#81 in the Why Doesn't That Exisist series.

 

 

   There’s a certain nervous twitch these days.

   And fair enough, right? There’s lots to twitch about. I mean, kids expect iPhones.

   People are wobbling around with a whole stack of such problems. They’re on edge and the slightest thing could tip them over. ‘We’re living in a powder keg and giving off sparks‘, as Bonnie Tyler wisely observed. It’s not healthy, and it’s not safe.

   And the the really scary thing is – these people are driving cars.

   Yeah, cars. One should not be in charge of a deathly crate of fast-moving metal when the slightest thing could set one off.
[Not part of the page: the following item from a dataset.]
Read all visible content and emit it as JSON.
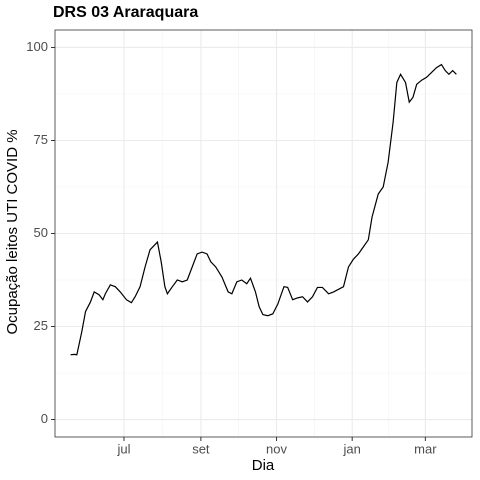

The slightest thing – like a car horn.

   One little beep.

   Boom.

   When you’re on edge, no amount of soothing jazz can prevent a jaggedy honk ripping through your private bubble and launching you into flip mode. That’s why we need a different kind of car horn. The Inoffensive Car Horn.

   Right there on the wheel, on the opposite side to the regular car horn, could be The Inoffensive Car Horn. A friendly tap on the shoulder, via the ear, that says ‘Sorry, pal, just squeezing past. Nice rims, by the way!’ It’s a comradely acknowledgement that soothingly suggests ‘I’m not having a go at you, mate. It’s the bloody system… we’re in it together, you and me – us drivers of cars. But if you could just shift forward a bit…

   Instead of the usual swervy shitfight for space and auto assumption that everyone else on the road is a slobbering cretin that must have hired someone else to pass the test for them, we’d bond. We’d make friends. We’d go for a drive and maybe, just maybe, reach B slightly less on edge than when we left A.

   Clearly, this can’t fail. But there’s a fairly crucial question that needs answering before we can start making the world a better place with our horns. What would the Inoffensive Car Horn sound like? Well, several sounds are probably currently being tested. There’s a short list. First up, there’s pre-existing noises of joy, such as the laughter of babies and the deflating of an untied balloon. Then there’s the self-depreciatory honk of a clowns nose. Finally, science has engineered a sound that has described as a mild-tempered lamb expressing a short sigh of genuine delight.

   Tests, most likely, are going well, but The Inoffensive Car Horn is by no means finalised. If you have a suggestion for something you’d like to hear whilst driving on the edge of a breakdown, please feel free to send it in on the back of a stamped, addressed antelope.